What are some things to keep in mind for those who want to try it/plan to try it?

“Missing a workout or a diet meal does not take away the gains or progress you may have made up to that point. Starting over until you do it perfectly is unsustainable and promotes the wrong mindset. Life happens, and we want to be able to redirect and get back on track quickly without feeling like we failed.” 

What alternatives or modifications would you recommend for someone who wants to try it but doesn't want to risk affecting their mental health?

“The 75 Soft sounds like a healthier approach overall and one that I would recommend to my clients. It’s hard to imagine many people carving out 90 minutes a day for 75 consecutive days in a row to exercise. 

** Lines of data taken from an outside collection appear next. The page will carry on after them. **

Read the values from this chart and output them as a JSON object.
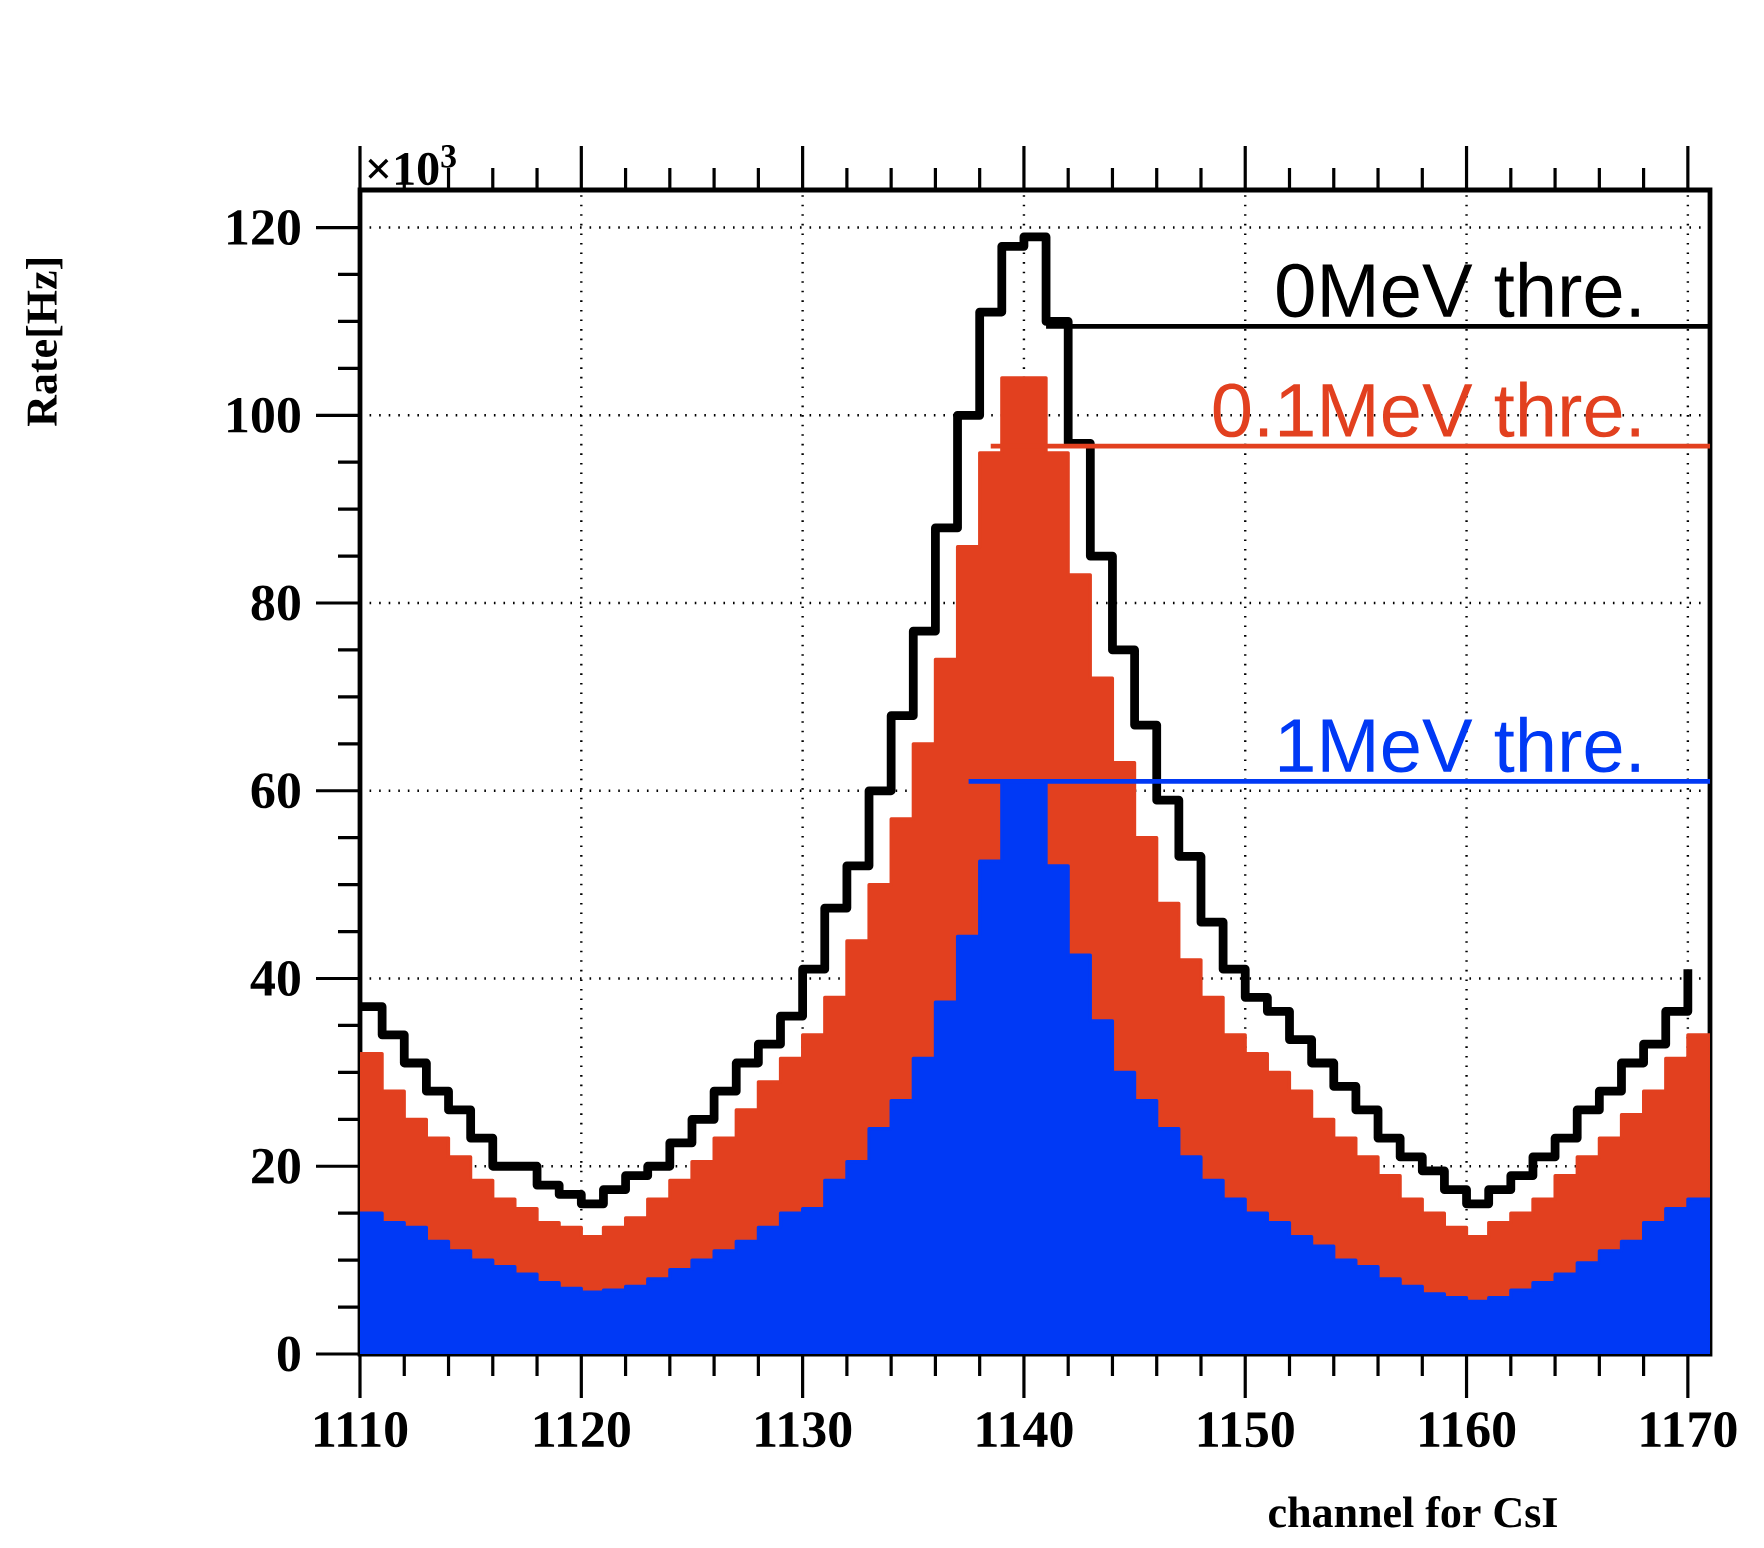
{
  "chart_data": {
    "type": "histogram",
    "ylabel": "Rate[Hz]",
    "xlabel": "channel for CsI",
    "annotations": [
      "×10$^{3}$"
    ],
    "bins": [
      1110,
      1111,
      1112,
      1113,
      1114,
      1115,
      1116,
      1117,
      1118,
      1119,
      1120,
      1121,
      1122,
      1123,
      1124,
      1125,
      1126,
      1127,
      1128,
      1129,
      1130,
      1131,
      1132,
      1133,
      1134,
      1135,
      1136,
      1137,
      1138,
      1139,
      1140,
      1141,
      1142,
      1143,
      1144,
      1145,
      1146,
      1147,
      1148,
      1149,
      1150,
      1151,
      1152,
      1153,
      1154,
      1155,
      1156,
      1157,
      1158,
      1159,
      1160,
      1161,
      1162,
      1163,
      1164,
      1165,
      1166,
      1167,
      1168,
      1169,
      1170,
      1171
    ],
    "series": [
      {
        "name": "0MeV thre.",
        "type": "step",
        "color": "#000000",
        "x": [
          1110,
          1111,
          1112,
          1113,
          1114,
          1115,
          1116,
          1117,
          1118,
          1119,
          1120,
          1121,
          1122,
          1123,
          1124,
          1125,
          1126,
          1127,
          1128,
          1129,
          1130,
          1131,
          1132,
          1133,
          1134,
          1135,
          1136,
          1137,
          1138,
          1139,
          1140,
          1141,
          1142,
          1143,
          1144,
          1145,
          1146,
          1147,
          1148,
          1149,
          1150,
          1151,
          1152,
          1153,
          1154,
          1155,
          1156,
          1157,
          1158,
          1159,
          1160,
          1161,
          1162,
          1163,
          1164,
          1165,
          1166,
          1167,
          1168,
          1169,
          1170
        ],
        "values": [
          37,
          34,
          31,
          28,
          26,
          23,
          20,
          20,
          18,
          17,
          16,
          17.5,
          19,
          20,
          22.5,
          25,
          28,
          31,
          33,
          36,
          41,
          47.5,
          52,
          60,
          68,
          77,
          88,
          100,
          111,
          118,
          119,
          110,
          97,
          85,
          75,
          67,
          59,
          53,
          46,
          41,
          38,
          36.5,
          33.5,
          31,
          28.5,
          26,
          23,
          21,
          19.5,
          17.5,
          16,
          17.5,
          19,
          21,
          23,
          26,
          28,
          31,
          33,
          36.5,
          41
        ]
      },
      {
        "name": "0.1MeV thre.",
        "color": "#e2401f",
        "values": [
          32,
          28,
          25,
          23,
          21,
          18.5,
          16.5,
          15.5,
          14,
          13.5,
          12.5,
          13.5,
          14.5,
          16.5,
          18.5,
          20.5,
          23,
          26,
          29,
          31.5,
          34,
          38,
          44,
          50,
          57,
          65,
          74,
          86,
          96,
          104,
          104,
          96,
          83,
          72,
          63,
          55,
          48,
          42,
          38,
          34,
          32,
          30,
          28,
          25,
          23,
          21,
          19,
          16.5,
          15,
          13.5,
          12.5,
          14,
          15,
          16.5,
          19,
          21,
          23,
          25.5,
          28,
          31.5,
          34
        ]
      },
      {
        "name": "1MeV thre.",
        "color": "#0039f5",
        "values": [
          15,
          14,
          13.5,
          12,
          11,
          10,
          9.3,
          8.5,
          7.6,
          7,
          6.6,
          6.8,
          7.2,
          8,
          9,
          10,
          11,
          12,
          13.5,
          15,
          15.5,
          18.5,
          20.5,
          24,
          27,
          31.5,
          37.5,
          44.5,
          52.5,
          61,
          61,
          52,
          42.5,
          35.5,
          30,
          27,
          24,
          21,
          18.5,
          16.5,
          15,
          14,
          12.5,
          11.5,
          10,
          9.3,
          8,
          7.2,
          6.4,
          6,
          5.6,
          6,
          6.8,
          7.6,
          8.5,
          9.7,
          11,
          12,
          14,
          15.5,
          16.5
        ]
      }
    ],
    "xlim": [
      1110,
      1171
    ],
    "ylim": [
      0,
      124
    ],
    "xticks": [
      1110,
      1120,
      1130,
      1140,
      1150,
      1160,
      1170
    ],
    "yticks": [
      0,
      20,
      40,
      60,
      80,
      100,
      120
    ],
    "grid": true,
    "legend": "top right"
  }
}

“If you can exercise consistently and find time for an evening walk, I am very impressed. I think it would most definitely support mental health by helping you sleep at night, but it’s not mandatory for vague reasons like ‘increasing confidence’ or getting into ‘shape’.”

Anything else?

“Let’s all be more mindful of the ‘experts’ or wellness influencers giving health advice on social media. These plans are not one-size-fits-all, and they can be incredibly harmful when blindly followed.”